I’d be more concerned with avoiding big gaps. The trouble is many conditions can run hundreds of dollars a month. So people who might otherwise have plenty of money still can’t afford care.
Circular logic since people will give less voluntarily when the government is in charge of healthcare/welfare/etc since government takes more of peoples money to pay for the programs and hence they have less to voluntarily contribute.
Plus, government automatically covering people w/ pre-existing conditions itself creates more people w/ pre-existing conditions, since many who can afford insurance logically conclude “if I can’t be turned away for pre-existing conditions, I might as well not get insurance until I get sick”
Plenty of people here have money, it’s not like everyone’s poor just because they pay taxes.
Also, you can’t just buy insurance whenever, you still have to get it within predefined periods.
Money isn’t a binary quantity. Its not whether one has it or not that dictates whether they donate to charity. Its how much one has that affects if and how much they can donate to private charity. And how much taxes they pay affects how much they have.
Ok so government doesn’t cover pre-existing conditions, so this talking point needs to go away.

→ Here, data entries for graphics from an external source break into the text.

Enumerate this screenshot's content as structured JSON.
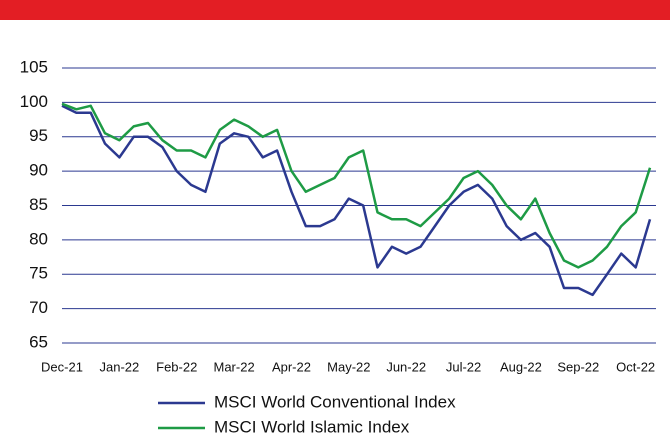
{
  "chart_data": {
    "type": "line",
    "categories": [
      "Dec-21",
      null,
      null,
      null,
      "Jan-22",
      null,
      null,
      null,
      "Feb-22",
      null,
      null,
      null,
      "Mar-22",
      null,
      null,
      null,
      "Apr-22",
      null,
      null,
      null,
      "May-22",
      null,
      null,
      null,
      "Jun-22",
      null,
      null,
      null,
      "Jul-22",
      null,
      null,
      null,
      "Aug-22",
      null,
      null,
      null,
      "Sep-22",
      null,
      null,
      null,
      "Oct-22",
      null
    ],
    "series": [
      {
        "name": "MSCI World Conventional Index",
        "color": "#2b3990",
        "values": [
          99.5,
          98.5,
          98.5,
          94,
          92,
          95,
          95,
          93.5,
          90,
          88,
          87,
          94,
          95.5,
          95,
          92,
          93,
          87,
          82,
          82,
          83,
          86,
          85,
          76,
          79,
          78,
          79,
          82,
          85,
          87,
          88,
          86,
          82,
          80,
          81,
          79,
          73,
          73,
          72,
          75,
          78,
          76,
          83
        ]
      },
      {
        "name": "MSCI World Islamic Index",
        "color": "#1e9b45",
        "values": [
          99.8,
          99,
          99.5,
          95.5,
          94.5,
          96.5,
          97,
          94.5,
          93,
          93,
          92,
          96,
          97.5,
          96.5,
          95,
          96,
          90,
          87,
          88,
          89,
          92,
          93,
          84,
          83,
          83,
          82,
          84,
          86,
          89,
          90,
          88,
          85,
          83,
          86,
          81,
          77,
          76,
          77,
          79,
          82,
          84,
          90.5
        ]
      }
    ],
    "ylim": [
      65,
      105
    ],
    "yticks": [
      65,
      70,
      75,
      80,
      85,
      90,
      95,
      100,
      105
    ],
    "grid": true,
    "legend": "bottom"
  }
}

The point is, people who get more money back don’t typically turn and spend it all on charity. Many won’t give at all; most who do give will give only a small portion. Many also prefer to give to flashy problems that they can feel are solved. Donors tend to find conditions that don’t really go away more frustrating because their donation doesn’t actually fix anything.
And the point with preexisting conditions is that you can still get insurance under the same rules as everyone else - which isn’t “you can buy this whenever.”
I have not observed that there are sufficient beds in charity hospitals to provide for the health care needs of all of those who cannot afford health insurance, or afford to pay cash (as is often suggested as an alternative to insurance here at CAF).
And yet the citizenry isn’t doing it. And has never done it.